ATI RN
RN ATI Capstone Proctored Comprehensive Assessment 2019 A with NGN
1. A patient is prescribed a diuretic for hypertension. What is the most important assessment the nurse should perform?
- A. Monitor the patient's respiratory rate.
- B. Check the patient's blood pressure regularly.
- C. Monitor the patient's potassium levels.
- D. Monitor the patient's sodium levels.
Correct answer: D
Rationale: Corrected Rationale: When a patient is prescribed a diuretic for hypertension, monitoring the patient's sodium levels is crucial. Diuretics can lead to alterations in sodium levels, potentially causing complications like hyponatremia. While monitoring other parameters like respiratory rate, blood pressure, and potassium levels may also be important, the primary concern with diuretic therapy is the risk of sodium imbalance, making the monitoring of sodium levels the most critical assessment.
2. Which intervention should be prioritized for a client experiencing panic-level anxiety?
- A. Postpone health teaching until anxiety subsides
- B. Encourage participation in group therapy
- C. Monitor vital signs every 5 minutes
- D. Provide reassurance and remain with the client
Correct answer: D
Rationale: During panic-level anxiety, the priority is to provide reassurance and remain with the client. This intervention helps to offer immediate support, comfort, and a sense of safety to the client. Postponing health teaching until anxiety subsides (Choice A) is not appropriate as the client's immediate emotional needs are more critical. Encouraging participation in group therapy (Choice B) may be beneficial in the long term but is not the priority during a panic attack. While monitoring vital signs (Choice C) is important, providing reassurance and support take precedence in managing panic-level anxiety.
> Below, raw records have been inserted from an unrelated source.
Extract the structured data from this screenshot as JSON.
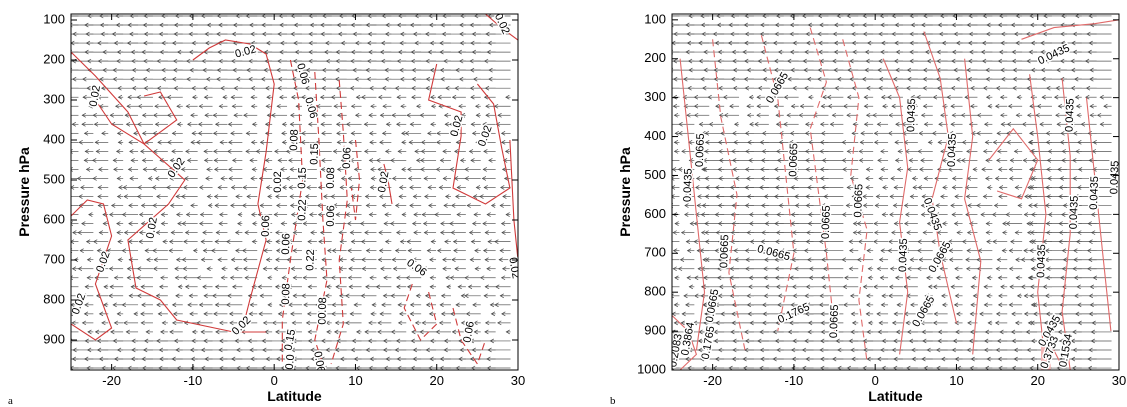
{
  "chart_data": [
    {
      "type": "contour",
      "panel_label": "a",
      "xlabel": "Latitude",
      "ylabel": "Pressure hPa",
      "xlim": [
        -25,
        30
      ],
      "ylim": [
        975,
        85
      ],
      "xticks": [
        -20,
        -10,
        0,
        10,
        20,
        30
      ],
      "yticks": [
        100,
        200,
        300,
        400,
        500,
        600,
        700,
        800,
        900
      ],
      "contour_color": "#d03a3a",
      "contour_labels": [
        {
          "text": "0.02",
          "lat": -22,
          "p": 290,
          "rot": -80
        },
        {
          "text": "0.02",
          "lat": -3.5,
          "p": 180,
          "rot": -15
        },
        {
          "text": "0.06",
          "lat": 3.5,
          "p": 235,
          "rot": 75
        },
        {
          "text": "0.06",
          "lat": 4.5,
          "p": 320,
          "rot": 75
        },
        {
          "text": "0.02",
          "lat": -12,
          "p": 470,
          "rot": -55
        },
        {
          "text": "0.08",
          "lat": 2.5,
          "p": 400,
          "rot": -88
        },
        {
          "text": "0.02",
          "lat": 0.5,
          "p": 505,
          "rot": -90
        },
        {
          "text": "0.15",
          "lat": 3.5,
          "p": 495,
          "rot": -88
        },
        {
          "text": "0.22",
          "lat": 3.5,
          "p": 575,
          "rot": -88
        },
        {
          "text": "0.15",
          "lat": 5,
          "p": 435,
          "rot": -88
        },
        {
          "text": "0.08",
          "lat": 7,
          "p": 495,
          "rot": -88
        },
        {
          "text": "0.06",
          "lat": 9,
          "p": 445,
          "rot": -88
        },
        {
          "text": "0.06",
          "lat": 7,
          "p": 590,
          "rot": -88
        },
        {
          "text": "0.02",
          "lat": 13.5,
          "p": 505,
          "rot": -80
        },
        {
          "text": "0.02",
          "lat": 22.5,
          "p": 365,
          "rot": -75
        },
        {
          "text": "0.02",
          "lat": 26,
          "p": 390,
          "rot": -70
        },
        {
          "text": "0.02",
          "lat": -15,
          "p": 620,
          "rot": -80
        },
        {
          "text": "0.02",
          "lat": -21,
          "p": 705,
          "rot": -70
        },
        {
          "text": "0.06",
          "lat": -1,
          "p": 615,
          "rot": -88
        },
        {
          "text": "0.06",
          "lat": 1.5,
          "p": 660,
          "rot": -88
        },
        {
          "text": "0.22",
          "lat": 4.5,
          "p": 700,
          "rot": -88
        },
        {
          "text": "0.08",
          "lat": 1.5,
          "p": 785,
          "rot": -88
        },
        {
          "text": "0.15",
          "lat": 6,
          "p": 835,
          "rot": -88
        },
        {
          "text": "0.08",
          "lat": 6,
          "p": 820,
          "rot": -88
        },
        {
          "text": "0.15",
          "lat": 2,
          "p": 900,
          "rot": -80
        },
        {
          "text": "0.06",
          "lat": 17.5,
          "p": 720,
          "rot": 35
        },
        {
          "text": "0.06",
          "lat": 24,
          "p": 880,
          "rot": -80
        },
        {
          "text": "0.02",
          "lat": -24,
          "p": 810,
          "rot": -70
        },
        {
          "text": "0.02",
          "lat": -4,
          "p": 865,
          "rot": -45
        },
        {
          "text": "0.02",
          "lat": 29.5,
          "p": 720,
          "rot": 80
        },
        {
          "text": "0.02",
          "lat": 28,
          "p": 110,
          "rot": 65
        },
        {
          "text": "0.0",
          "lat": 2,
          "p": 955,
          "rot": -85
        },
        {
          "text": "0.06",
          "lat": 5.5,
          "p": 955,
          "rot": 80
        }
      ],
      "vectors": "zonal wind arrows on regular grid"
    },
    {
      "type": "contour",
      "panel_label": "b",
      "xlabel": "Latitude",
      "ylabel": "Pressure hPa",
      "xlim": [
        -25,
        30
      ],
      "ylim": [
        1000,
        85
      ],
      "xticks": [
        -20,
        -10,
        0,
        10,
        20,
        30
      ],
      "yticks": [
        100,
        200,
        300,
        400,
        500,
        600,
        700,
        800,
        900,
        1000
      ],
      "contour_color": "#e06a6a",
      "contour_labels": [
        {
          "text": "0.0435",
          "lat": 22,
          "p": 190,
          "rot": -25
        },
        {
          "text": "0.0665",
          "lat": -12,
          "p": 275,
          "rot": -60
        },
        {
          "text": "0.0665",
          "lat": -21.5,
          "p": 435,
          "rot": -88
        },
        {
          "text": "0.0435",
          "lat": -23,
          "p": 525,
          "rot": -88
        },
        {
          "text": "0.0665",
          "lat": -10,
          "p": 460,
          "rot": -88
        },
        {
          "text": "0.0435",
          "lat": 4.5,
          "p": 345,
          "rot": -88
        },
        {
          "text": "0.0435",
          "lat": 9.5,
          "p": 435,
          "rot": -88
        },
        {
          "text": "0.0665",
          "lat": -2,
          "p": 565,
          "rot": -88
        },
        {
          "text": "0.0665",
          "lat": -6,
          "p": 620,
          "rot": -88
        },
        {
          "text": "0.0435",
          "lat": 7,
          "p": 600,
          "rot": 70
        },
        {
          "text": "0.0435",
          "lat": 24,
          "p": 345,
          "rot": -88
        },
        {
          "text": "0.0435",
          "lat": 27,
          "p": 545,
          "rot": -88
        },
        {
          "text": "0.0435",
          "lat": 24.5,
          "p": 595,
          "rot": -88
        },
        {
          "text": "0.0435",
          "lat": 29.5,
          "p": 505,
          "rot": -88
        },
        {
          "text": "0.0665",
          "lat": -18.5,
          "p": 695,
          "rot": -88
        },
        {
          "text": "0.0665",
          "lat": -12.5,
          "p": 700,
          "rot": 15
        },
        {
          "text": "0.0435",
          "lat": 3.5,
          "p": 705,
          "rot": -88
        },
        {
          "text": "0.0665",
          "lat": 8,
          "p": 710,
          "rot": -60
        },
        {
          "text": "0.0435",
          "lat": 20.5,
          "p": 720,
          "rot": -88
        },
        {
          "text": "0.0665",
          "lat": -20,
          "p": 835,
          "rot": -80
        },
        {
          "text": "0.1765",
          "lat": -10,
          "p": 855,
          "rot": -25
        },
        {
          "text": "0.0665",
          "lat": -5,
          "p": 875,
          "rot": -88
        },
        {
          "text": "0.0665",
          "lat": 6,
          "p": 850,
          "rot": -60
        },
        {
          "text": "0.0435",
          "lat": 21.5,
          "p": 900,
          "rot": -60
        },
        {
          "text": "0.3864",
          "lat": -23,
          "p": 920,
          "rot": -80
        },
        {
          "text": "0.2083",
          "lat": -24.5,
          "p": 950,
          "rot": -80
        },
        {
          "text": "0.1765",
          "lat": -20.5,
          "p": 930,
          "rot": -80
        },
        {
          "text": "0.3733",
          "lat": 21.5,
          "p": 955,
          "rot": -70
        },
        {
          "text": "0.1534",
          "lat": 23.5,
          "p": 950,
          "rot": -80
        }
      ],
      "vectors": "zonal wind arrows on regular grid"
    }
  ]
}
3. A nurse observes a colleague ignoring proper hand hygiene protocols. What should the nurse do first?
- A. Speak to the colleague directly.
- B. Ignore the situation, as it doesn't involve direct patient care.
- C. Report the colleague to the nursing manager.
- D. File an incident report immediately.
Correct answer: D
Rationale: The correct first action for the nurse to take in this situation is to file an incident report immediately. By doing so, the nurse ensures that the unsafe practice is documented for further investigation and corrective action. Speaking to the colleague directly may not address the root cause of the issue and could lead to potential conflicts. Ignoring the situation is not an appropriate response as it compromises patient safety. Reporting the colleague to the nursing manager should be done after filing an incident report to ensure that appropriate actions are taken to prevent future occurrences of non-compliance with hand hygiene protocols.
4. A newly licensed nurse is giving a change-of-shift report using I-SBAR to an oncoming nurse. Which of the following statements by the newly licensed nurse should be included in the 'Background' portion of the report?
- A. The client has a new prescription for incentive spirometry
- B. The client's partner plans to return later today
- C. The client has no living family members
- D. I initiated a consultation with a nutritionist
Correct answer: C
Rationale: In the 'Background' portion of the report, the nurse should include relevant historical information about the client, such as the fact that the client has no living family members. This information helps provide a more comprehensive understanding of the client's situation. Choices A, B, and D are not typically included in the 'Background' section as they do not pertain to the client's history or background.
5. What is the most important action for the nurse to take after finding a patient on the floor who reports, 'I fell out of bed'?
- A. Reassess the patient.
- B. Complete an incident report.
- C. Notify the health care provider.
- D. Take no action, as no harm has occurred.
Correct answer: C
Rationale: The most important action for the nurse to take after finding a patient on the floor who reports falling out of bed is to notify the health care provider. This is crucial to ensure that the incident is reported, documented, and that the patient receives necessary follow-up care. Reassessing the patient is important, but notifying the healthcare provider takes precedence to address any potential injuries or issues that may have resulted from the fall. Completing an incident report is necessary, but immediate notification to the healthcare provider is more critical in this situation. Doing nothing is not an appropriate response, as the patient's safety and well-being must be the top priority.